Mehmet Ali Ağca'nın yargılandığı 'yağma' davasında yeni ayrıntılar: Elini masaya vurup tehdit etmiş

Gazeteci Abdi İpekçi'ye 1 Şubat 1979'da suikast düzenleyerek öldüren ve 13 Mayıs 1981'de Papa 2. Ioannes Paulus'a düzenlendiği suikast ile elinden ve karnından yaralanmasına neden olan Mehmet Ali Ağca’nın 5 kişiyle birlikte ‘Yağma’ suçundan yargılandığı davada tanık dinlendi. Tanık Ahmet Gülmedi ifadesinde, "Bizi görüşmeye çağırdılar. Ağca o görüşmede, müşteki Gökhan’a 'Sen zenginsin, altında lüks araban var. Bu daireyi bu adamlara vereceksin. Senin 4-5 dairen var, bunlar gariban insanlar. Senin evini de, işine saat kaçta gittiğini de, çocuğunu da biliyorum’ dedi.

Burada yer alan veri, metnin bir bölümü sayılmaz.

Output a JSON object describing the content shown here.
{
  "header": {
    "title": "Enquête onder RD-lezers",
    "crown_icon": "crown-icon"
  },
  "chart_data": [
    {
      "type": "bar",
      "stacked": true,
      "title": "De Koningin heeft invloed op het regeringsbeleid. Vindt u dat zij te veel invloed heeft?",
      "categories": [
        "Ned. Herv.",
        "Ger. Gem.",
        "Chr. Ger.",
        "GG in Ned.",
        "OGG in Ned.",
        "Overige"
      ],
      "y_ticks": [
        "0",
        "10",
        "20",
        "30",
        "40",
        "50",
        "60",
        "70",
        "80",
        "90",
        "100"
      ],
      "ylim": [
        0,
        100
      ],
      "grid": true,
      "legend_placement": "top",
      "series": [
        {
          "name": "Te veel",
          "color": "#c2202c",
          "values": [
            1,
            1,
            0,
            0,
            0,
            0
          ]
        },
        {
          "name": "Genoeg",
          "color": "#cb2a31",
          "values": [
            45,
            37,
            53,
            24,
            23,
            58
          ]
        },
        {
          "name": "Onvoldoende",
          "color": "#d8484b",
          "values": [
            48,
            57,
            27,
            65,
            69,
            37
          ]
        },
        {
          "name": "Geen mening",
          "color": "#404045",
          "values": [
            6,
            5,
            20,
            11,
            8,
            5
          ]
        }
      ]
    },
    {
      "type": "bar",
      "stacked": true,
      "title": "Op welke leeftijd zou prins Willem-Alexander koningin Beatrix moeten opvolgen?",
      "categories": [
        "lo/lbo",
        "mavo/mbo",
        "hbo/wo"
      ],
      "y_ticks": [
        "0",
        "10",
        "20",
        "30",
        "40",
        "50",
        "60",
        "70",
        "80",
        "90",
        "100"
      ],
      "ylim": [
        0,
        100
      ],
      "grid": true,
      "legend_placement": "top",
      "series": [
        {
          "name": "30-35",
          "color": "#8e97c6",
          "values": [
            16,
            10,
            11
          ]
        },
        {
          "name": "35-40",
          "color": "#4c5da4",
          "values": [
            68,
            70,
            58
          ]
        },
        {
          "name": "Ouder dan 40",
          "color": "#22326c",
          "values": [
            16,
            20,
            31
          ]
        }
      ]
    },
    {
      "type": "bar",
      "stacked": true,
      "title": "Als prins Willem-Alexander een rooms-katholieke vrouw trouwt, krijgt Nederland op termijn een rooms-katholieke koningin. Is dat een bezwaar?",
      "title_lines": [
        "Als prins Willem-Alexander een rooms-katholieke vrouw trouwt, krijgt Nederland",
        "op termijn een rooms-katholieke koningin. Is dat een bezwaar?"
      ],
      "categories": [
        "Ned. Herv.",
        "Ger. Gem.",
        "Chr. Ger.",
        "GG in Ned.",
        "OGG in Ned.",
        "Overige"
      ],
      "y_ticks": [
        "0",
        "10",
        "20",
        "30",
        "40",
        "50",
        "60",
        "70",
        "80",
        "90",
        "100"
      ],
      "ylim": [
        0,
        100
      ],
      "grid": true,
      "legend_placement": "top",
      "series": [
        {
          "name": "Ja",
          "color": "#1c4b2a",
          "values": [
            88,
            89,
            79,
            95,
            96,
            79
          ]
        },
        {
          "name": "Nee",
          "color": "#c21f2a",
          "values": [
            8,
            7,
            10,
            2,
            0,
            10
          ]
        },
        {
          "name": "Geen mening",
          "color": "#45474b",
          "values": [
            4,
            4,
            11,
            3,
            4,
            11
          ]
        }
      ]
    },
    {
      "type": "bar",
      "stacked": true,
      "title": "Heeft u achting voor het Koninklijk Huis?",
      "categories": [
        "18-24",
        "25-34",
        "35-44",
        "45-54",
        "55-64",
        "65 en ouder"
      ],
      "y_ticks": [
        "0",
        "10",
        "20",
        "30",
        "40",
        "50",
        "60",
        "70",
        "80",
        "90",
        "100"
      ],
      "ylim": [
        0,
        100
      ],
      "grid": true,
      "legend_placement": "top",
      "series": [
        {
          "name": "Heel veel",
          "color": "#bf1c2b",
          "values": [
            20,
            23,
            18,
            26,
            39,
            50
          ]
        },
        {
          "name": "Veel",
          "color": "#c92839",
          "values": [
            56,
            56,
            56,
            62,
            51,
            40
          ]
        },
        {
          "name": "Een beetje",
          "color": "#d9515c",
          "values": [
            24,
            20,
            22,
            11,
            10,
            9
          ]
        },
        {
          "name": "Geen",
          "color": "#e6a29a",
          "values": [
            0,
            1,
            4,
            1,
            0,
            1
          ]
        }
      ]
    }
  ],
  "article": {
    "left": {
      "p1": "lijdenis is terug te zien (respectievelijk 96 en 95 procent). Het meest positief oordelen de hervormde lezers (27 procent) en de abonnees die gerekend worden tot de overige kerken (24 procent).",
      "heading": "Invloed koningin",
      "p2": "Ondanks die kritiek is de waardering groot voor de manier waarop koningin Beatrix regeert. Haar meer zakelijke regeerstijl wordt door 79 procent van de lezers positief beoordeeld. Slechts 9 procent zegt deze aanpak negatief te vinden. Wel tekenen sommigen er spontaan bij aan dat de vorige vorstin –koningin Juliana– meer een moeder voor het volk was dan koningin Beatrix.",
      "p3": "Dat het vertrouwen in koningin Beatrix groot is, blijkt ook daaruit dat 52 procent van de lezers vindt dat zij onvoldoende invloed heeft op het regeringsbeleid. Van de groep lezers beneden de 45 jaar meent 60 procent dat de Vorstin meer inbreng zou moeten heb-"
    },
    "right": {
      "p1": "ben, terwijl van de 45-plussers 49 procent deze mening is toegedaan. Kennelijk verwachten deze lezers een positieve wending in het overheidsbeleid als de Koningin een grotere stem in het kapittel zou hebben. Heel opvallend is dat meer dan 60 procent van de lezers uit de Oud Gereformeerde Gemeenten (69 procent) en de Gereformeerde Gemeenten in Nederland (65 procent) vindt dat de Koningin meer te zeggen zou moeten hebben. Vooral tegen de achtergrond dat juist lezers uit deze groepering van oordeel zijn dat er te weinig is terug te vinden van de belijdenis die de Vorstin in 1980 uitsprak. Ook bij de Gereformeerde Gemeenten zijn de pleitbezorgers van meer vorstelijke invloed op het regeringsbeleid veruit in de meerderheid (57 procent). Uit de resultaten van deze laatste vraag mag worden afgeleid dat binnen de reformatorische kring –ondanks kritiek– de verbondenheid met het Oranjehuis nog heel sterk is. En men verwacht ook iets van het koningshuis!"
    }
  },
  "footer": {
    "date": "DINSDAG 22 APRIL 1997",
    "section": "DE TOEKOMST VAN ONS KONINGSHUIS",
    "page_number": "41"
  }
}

Tehdit etti" şeklinde konuştu.

ÇOCUKLARIYLA TEHDİT ETMİŞ

Bahçelievler'de 2021 yılında bir daireyi borçları karşılığı üzerine alan Gökhan Soylu, aralarında soyadını Aslan olarak değiştiren Mehmet Ali Ağca'nın da olduğu 5 kişi ile görüştü. Soylu bu görüşmede, Ağca tarafından çocuklarıyla tehdit edildi. Gökhan Soylu yaşanan olaydan korkması nedeniyle evin devrini Mehmet Ali Ağca'ya verdi. Ev, Ağca'nın kızının adına yapılırken, Soylu olaya ilişkin şikayetçi oldu. Olaya ilişkin 5 sanık hakkında 'yağma' suçundan dava açıldı. Bakırköy 24. Ağır ceza Mahkemesinde bugün görülen duruşmaya taraf avukatları katıldı.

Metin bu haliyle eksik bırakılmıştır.